Tuesday, October 9, 2012

Babywearing as a Nanny

by Stephanie Patrick-Adams
Volunteer Babywearing Educator

One of the greatest benefits of babywearing is the bond you create with your child. We all know that the comfort, safety, closeness and warmth that a child feels when being worn close to its mother or father instills a great bond. This is something I know that I've benefited from with my own daughter. Long before being a mother I have been a nanny. A nanny who wears the children I watch! I've cared for children as early as infancy through grade school years and I'd like to share with you my experiences from this angle. I believe many of these same benefits can be had by not only a parent who babywears, but a nanny who babywears, a grandparent who babywears, an aunt or uncle who babywears, etc.  

One of the most difficult situations a nanny can be in is when a child becomes resentful of you because he begins to notice that when you come around, mom and dad leave, and he doesn't like that. I can tell you that I rarely run into a situation where a child is crying or stressed that his parents are gone. I believe since I maintain that bond of comfort and trust by wearing a child, it makes the whole experience better for everyone. The child is not crying and stressed, the parent can be confident that their child is happy and comfortable, and the nanny doesn't have a screaming child all day! The child is comfortable and close to me, and I can do dishes, pick up toys, and serve older brothers and sisters by making meals or going on walks or visiting the library or hanging at the park. Usually, this even results in the baby falling asleep! Double bonus! Now I have gotten all my responsibilities done, entertained the older children, and the motion of babywearing has lulled the child to sleep! Time to sit down for a bite while the child takes his nap. Even nannies need a few minutes in the day to relax! However we all know that trying to sit with a baby while they take their nap is dangerous. As soon as you're both comfortable, an older kid needs a hand. Or the phone rings.

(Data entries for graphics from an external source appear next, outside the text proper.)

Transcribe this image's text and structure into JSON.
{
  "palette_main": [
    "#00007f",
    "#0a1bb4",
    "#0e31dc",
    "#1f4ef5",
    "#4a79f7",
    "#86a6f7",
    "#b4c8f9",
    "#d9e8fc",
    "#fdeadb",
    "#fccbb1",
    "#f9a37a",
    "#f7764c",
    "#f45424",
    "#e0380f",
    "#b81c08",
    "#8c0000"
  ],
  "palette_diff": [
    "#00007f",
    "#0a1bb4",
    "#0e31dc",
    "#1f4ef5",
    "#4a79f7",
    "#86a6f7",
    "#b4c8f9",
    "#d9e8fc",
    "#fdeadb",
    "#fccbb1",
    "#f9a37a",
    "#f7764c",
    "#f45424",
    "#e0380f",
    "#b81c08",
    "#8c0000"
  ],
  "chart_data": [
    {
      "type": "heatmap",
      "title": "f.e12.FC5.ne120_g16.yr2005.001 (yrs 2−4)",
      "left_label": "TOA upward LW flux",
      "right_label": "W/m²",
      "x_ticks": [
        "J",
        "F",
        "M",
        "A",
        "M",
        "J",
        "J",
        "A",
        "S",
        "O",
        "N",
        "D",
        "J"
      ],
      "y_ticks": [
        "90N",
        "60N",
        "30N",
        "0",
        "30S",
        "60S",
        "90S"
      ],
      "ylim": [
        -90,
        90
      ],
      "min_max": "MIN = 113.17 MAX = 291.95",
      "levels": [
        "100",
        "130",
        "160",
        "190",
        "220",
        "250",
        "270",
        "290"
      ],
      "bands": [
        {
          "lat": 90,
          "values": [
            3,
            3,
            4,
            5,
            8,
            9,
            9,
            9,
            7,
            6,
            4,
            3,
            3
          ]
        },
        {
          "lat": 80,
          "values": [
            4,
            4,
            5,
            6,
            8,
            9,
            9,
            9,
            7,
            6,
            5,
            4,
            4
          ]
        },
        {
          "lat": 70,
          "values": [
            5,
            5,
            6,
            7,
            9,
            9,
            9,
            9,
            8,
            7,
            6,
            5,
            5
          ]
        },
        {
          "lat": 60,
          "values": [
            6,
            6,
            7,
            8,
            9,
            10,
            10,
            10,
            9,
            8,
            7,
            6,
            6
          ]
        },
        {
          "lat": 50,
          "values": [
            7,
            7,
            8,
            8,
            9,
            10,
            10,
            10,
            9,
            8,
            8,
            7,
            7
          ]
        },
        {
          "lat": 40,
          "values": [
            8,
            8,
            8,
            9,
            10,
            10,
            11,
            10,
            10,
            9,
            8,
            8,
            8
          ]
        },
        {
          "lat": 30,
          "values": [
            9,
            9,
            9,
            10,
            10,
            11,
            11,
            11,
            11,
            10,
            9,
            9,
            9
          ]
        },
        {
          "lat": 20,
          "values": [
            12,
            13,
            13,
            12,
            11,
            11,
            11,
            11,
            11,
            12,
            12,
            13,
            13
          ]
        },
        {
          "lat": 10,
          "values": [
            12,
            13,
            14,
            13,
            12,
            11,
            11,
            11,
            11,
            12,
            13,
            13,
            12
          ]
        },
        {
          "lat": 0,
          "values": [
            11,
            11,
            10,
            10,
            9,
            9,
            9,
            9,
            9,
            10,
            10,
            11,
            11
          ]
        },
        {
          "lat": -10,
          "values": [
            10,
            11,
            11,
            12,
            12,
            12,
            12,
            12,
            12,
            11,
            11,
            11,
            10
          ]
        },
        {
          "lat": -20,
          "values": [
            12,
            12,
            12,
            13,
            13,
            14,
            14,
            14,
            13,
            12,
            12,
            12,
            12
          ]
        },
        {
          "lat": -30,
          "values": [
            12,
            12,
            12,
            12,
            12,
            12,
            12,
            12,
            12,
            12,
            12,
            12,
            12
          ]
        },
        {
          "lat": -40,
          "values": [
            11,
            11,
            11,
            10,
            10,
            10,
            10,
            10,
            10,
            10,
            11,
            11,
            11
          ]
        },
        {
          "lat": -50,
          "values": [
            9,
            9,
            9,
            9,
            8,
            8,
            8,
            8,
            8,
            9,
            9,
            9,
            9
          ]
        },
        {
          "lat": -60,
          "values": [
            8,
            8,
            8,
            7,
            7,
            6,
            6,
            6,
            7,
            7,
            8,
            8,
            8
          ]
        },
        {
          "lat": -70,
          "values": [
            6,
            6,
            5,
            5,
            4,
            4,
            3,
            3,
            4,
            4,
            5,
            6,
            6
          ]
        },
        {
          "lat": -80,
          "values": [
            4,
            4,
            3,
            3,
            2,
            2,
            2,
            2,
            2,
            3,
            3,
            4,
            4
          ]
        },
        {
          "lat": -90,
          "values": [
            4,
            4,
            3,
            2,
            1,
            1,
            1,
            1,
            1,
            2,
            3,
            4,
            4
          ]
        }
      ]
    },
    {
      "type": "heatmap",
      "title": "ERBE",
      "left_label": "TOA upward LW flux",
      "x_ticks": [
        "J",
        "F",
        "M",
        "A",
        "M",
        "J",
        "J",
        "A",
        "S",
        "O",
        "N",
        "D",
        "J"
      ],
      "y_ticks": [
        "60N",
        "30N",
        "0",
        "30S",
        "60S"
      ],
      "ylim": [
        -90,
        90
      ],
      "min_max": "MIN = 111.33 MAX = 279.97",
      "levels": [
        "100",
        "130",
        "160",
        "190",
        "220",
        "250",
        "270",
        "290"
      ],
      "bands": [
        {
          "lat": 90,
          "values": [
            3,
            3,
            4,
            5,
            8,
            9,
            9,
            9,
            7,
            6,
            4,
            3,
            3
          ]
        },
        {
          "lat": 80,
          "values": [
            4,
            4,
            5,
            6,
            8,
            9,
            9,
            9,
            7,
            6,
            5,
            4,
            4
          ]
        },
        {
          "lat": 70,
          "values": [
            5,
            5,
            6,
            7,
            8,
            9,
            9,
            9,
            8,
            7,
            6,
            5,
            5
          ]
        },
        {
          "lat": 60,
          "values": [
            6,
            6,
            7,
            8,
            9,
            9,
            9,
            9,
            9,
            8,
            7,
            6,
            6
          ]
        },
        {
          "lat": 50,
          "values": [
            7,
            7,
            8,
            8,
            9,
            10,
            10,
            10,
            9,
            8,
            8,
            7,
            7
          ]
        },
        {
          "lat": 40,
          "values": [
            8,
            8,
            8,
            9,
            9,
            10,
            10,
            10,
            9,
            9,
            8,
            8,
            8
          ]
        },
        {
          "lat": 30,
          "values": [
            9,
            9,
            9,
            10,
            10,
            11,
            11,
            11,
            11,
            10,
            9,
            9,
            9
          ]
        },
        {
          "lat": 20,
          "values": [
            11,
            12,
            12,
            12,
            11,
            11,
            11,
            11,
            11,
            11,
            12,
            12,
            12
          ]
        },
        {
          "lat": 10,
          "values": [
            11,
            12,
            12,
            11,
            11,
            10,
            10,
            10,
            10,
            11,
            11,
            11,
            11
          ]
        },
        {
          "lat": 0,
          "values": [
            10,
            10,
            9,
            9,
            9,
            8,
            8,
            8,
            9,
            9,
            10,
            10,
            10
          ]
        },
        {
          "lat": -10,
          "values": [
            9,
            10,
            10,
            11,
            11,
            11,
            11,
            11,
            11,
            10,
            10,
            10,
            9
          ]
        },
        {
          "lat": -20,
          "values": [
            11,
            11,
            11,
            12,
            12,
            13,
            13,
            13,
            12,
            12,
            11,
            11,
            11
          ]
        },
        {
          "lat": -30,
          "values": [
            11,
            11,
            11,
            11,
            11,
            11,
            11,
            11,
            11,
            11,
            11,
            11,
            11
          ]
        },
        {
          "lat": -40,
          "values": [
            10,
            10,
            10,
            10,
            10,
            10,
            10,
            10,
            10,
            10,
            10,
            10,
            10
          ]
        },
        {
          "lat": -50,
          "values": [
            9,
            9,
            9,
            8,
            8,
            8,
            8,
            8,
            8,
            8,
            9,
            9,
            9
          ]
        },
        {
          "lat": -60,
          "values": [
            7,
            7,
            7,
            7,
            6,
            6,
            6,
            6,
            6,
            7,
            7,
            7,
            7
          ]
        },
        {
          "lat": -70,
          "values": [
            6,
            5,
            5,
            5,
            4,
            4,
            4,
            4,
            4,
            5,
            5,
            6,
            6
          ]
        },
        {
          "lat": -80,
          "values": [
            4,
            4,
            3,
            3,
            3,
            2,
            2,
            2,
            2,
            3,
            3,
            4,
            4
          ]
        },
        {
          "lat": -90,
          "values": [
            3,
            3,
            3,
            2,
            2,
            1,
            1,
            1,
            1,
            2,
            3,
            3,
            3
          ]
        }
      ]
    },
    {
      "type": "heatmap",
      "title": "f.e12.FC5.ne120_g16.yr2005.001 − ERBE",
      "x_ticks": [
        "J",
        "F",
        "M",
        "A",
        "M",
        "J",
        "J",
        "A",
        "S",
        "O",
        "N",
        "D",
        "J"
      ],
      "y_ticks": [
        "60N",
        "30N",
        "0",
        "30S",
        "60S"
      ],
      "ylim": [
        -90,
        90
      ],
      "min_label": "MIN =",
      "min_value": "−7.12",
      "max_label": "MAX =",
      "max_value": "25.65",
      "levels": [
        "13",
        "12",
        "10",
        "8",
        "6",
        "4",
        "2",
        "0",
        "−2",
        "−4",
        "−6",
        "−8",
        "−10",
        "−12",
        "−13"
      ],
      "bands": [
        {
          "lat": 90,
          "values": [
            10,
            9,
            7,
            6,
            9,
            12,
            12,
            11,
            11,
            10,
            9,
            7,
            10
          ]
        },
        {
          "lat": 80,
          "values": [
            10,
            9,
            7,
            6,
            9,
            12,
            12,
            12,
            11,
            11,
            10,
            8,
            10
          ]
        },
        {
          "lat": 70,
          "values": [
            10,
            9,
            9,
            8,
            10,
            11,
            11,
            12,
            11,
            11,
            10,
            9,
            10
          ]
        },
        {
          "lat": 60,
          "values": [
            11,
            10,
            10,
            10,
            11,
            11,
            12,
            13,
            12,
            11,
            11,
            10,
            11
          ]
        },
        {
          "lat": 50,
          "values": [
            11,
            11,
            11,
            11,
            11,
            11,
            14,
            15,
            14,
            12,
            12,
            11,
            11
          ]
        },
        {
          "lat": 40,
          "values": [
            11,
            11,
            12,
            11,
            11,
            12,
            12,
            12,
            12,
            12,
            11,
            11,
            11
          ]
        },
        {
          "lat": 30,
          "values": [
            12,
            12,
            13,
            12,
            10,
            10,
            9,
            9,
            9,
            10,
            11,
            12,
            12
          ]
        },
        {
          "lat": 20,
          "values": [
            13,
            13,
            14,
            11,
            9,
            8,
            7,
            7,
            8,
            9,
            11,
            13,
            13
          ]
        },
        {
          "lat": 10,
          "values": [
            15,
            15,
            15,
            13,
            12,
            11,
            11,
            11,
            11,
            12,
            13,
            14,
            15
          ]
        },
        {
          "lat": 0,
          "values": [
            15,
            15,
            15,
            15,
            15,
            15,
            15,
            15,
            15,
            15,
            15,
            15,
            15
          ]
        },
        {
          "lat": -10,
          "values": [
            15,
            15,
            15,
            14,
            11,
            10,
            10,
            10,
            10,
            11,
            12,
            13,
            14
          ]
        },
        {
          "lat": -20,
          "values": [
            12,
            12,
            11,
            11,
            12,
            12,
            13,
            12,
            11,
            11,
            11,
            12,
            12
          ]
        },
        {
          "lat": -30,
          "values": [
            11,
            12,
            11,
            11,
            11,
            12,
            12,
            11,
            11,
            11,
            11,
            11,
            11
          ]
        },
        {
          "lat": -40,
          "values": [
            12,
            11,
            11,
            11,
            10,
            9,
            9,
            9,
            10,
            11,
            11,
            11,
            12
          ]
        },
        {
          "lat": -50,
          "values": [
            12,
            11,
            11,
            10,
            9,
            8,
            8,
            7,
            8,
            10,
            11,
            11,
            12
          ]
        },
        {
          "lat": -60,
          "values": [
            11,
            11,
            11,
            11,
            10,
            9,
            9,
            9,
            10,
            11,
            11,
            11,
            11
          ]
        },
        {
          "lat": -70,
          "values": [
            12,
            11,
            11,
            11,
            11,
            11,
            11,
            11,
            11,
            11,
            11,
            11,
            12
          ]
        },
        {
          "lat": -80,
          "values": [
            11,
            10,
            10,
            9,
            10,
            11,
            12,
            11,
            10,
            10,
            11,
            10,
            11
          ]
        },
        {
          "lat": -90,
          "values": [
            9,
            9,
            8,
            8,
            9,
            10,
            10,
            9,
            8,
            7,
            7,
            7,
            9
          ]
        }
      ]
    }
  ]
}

Or nature calls. This is doubly dangerous for a nanny! It is very important that I be able to jump and attend to whatever may come up, but if I'm wearing the baby while he is napping, he stays napping! Everyone benefits.  

There are also other benefits I have seen from my experience as a babywearing nanny. One is when a child learns to crawl or even early at walking. They want to get into everything, and sometimes the best way to get them out of trouble it to wear them. Everyone wins:  they aren't getting into danger and you can get a few things done.  On a completely different note, when you're wearing a child, whether or not it's your own, odds are you are talking to the child. In my case, nonstop. Sometimes it's even inadvertently, but that child is hearing you speak all day. He or she is in on your conversations and interactions, and I am convinced that it helps a child to communicate and understand language at an earlier age simply because of how exposed they are to communication. I have noticed this with children I nannied for, and also with my own daughter.  Being a babywearing nanny has actually also helped me be a better mother to my own daughter. She comes with me to work, and many times the child in the carrier is actually her. She still has to take her naps, and I can't count how many naps she's taken in a carrier at the zoo or at the park while older kids I was watching were enjoying their day. I am blessed to be able to bring her with me, but I can't shortchange the children I am being entrusted with and being paid to care for. Babywearing has helped me here very much.

As you can see, a nanny, grandparent, babysitter, aunt, or any person caring for a child that is not your own can have many of the same babywearing benefits as a parent!

1 comment:

  1. When I was looking for a nanny, it was very important to me that she was willing to wear my baby. Thanks, Steph! :) Great post!